Here are three KPIs that marketers should use to measure their campaigns:
1. Cost Per Conversion or Acquisition
A conversion could be a form submission or a visit to a targeted webpage such as a product page. An acquisition could be a sales call or a transaction.
Cost per conversion or acquisition is often used to measure the cost-effectiveness of paid campaigns such as AdWords or Facebook campaigns. This is done by dividing the ad spend over the number of conversions or acquisitions you’ve gained through each campaign. For example, if you spend $500 on AdWords in a month and acquire 40 form submissions via AdWords, divide $500 by 40 to get a cost of $8 per form submission.
This number allows to determine whether your cost per acquisition is too high or low.
The average cost per conversion or acquisition differs based on the industry, but you can use the stats provided by WordStream to gain a general idea of the average cost per acquisition in different industries (particularly for search campaigns). For example, in the technology sector, the cost per acquisition is roughly $133, and $34 per acquisition in the auto industry.
If you’re running a majority of your paid campaigns through AdWords and want to calculate the cost per conversion or acquisition for your AdWords campaigns, first set up conversion goals in Google Analytics. Then integrate your AdWords account with your Google Analytics account and import the goals into your AdWords account.
2. Industry Benchmarking
In Google Analytics, you can benchmark your website performance against the industry performance of companies within your geographic location.
You can compare your data against benchmarks for the following metrics:
- Sessions (i.e., number of sessions)
- Percentage of new sessions
- New sessions (i.e., number of sessions from new users)
- Average session duration
- Bounce rate
To use the Benchmarking report feature, access your Google Analytics account, go to Audience, click on Benchmarking, and select Channels.
This Benchmarking report gives you insights into the engagement performance of your website.
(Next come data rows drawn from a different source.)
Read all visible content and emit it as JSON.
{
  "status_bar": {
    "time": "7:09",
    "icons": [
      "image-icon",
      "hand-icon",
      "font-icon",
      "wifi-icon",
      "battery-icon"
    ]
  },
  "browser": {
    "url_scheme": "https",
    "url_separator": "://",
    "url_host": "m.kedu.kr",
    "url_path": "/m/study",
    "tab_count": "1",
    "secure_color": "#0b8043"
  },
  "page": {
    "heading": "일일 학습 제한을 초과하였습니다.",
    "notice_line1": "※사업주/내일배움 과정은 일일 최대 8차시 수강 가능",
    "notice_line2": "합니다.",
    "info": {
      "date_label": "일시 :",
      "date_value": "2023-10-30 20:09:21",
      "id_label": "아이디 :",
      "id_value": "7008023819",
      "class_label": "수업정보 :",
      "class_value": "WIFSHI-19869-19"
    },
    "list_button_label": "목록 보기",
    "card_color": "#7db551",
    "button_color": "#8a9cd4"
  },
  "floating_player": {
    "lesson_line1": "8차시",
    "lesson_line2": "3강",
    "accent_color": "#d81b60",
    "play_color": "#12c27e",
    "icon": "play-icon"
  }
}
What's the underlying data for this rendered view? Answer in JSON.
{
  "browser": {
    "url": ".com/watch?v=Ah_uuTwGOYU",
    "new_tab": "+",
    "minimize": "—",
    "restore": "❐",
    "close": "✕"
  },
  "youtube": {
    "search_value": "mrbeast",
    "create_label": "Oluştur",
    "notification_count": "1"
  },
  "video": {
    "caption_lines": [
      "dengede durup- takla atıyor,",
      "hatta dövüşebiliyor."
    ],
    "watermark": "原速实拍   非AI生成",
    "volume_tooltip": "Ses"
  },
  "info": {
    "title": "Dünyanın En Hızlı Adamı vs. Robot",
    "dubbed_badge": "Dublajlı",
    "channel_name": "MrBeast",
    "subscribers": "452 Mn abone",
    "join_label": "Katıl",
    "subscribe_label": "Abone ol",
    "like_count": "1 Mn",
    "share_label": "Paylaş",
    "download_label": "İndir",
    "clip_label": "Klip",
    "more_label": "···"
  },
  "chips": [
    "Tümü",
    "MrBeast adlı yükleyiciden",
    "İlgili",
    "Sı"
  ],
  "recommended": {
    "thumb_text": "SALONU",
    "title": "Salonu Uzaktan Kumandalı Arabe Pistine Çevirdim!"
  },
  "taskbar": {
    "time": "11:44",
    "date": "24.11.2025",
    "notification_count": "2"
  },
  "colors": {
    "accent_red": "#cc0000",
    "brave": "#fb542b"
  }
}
For example, you can use the report to determine whether relatively more users are bouncing your website, compared to your competitors’ websites around your region.
Use this report to make adjustments to your website such as creating stronger calls to action or using a different colour for your calls to action, to make users more likely to navigate to other pages on your website, instead of bouncing your site.
3. Year-Over-Year Performance
Comparing this year’s performance against last year’s results allows you to assess whether the overall performance of your website is improving or worsening.
If your website results – such as increased organic traffic or decreased bounce rate – are improving, great! If the results – such as fewer direct visit or pages per session – are not as good, find out why. Maybe you’re spending more on search ads this year, so your search ads are cannibalizing your direct traffic. Or perhaps you spent more last year on traditional advertising such as event sponsorship or newspapers, so more customers visited your website directly after being exposed to your traditional ads.
Comparing your year-over-year performance allows you to determine whether you need to adjust your current marketing strategy and use previous marketing approaches.
There you have it. Three simple KPIs that allow you to easily measure and analyze your current marketing performance. You should also use the KPIs to find areas to improve your marketing campaigns. Examples include using stronger calls to action to reduce the bounce rate or decreasing the bidding cost of your search ads to minimize the cost per acquisition.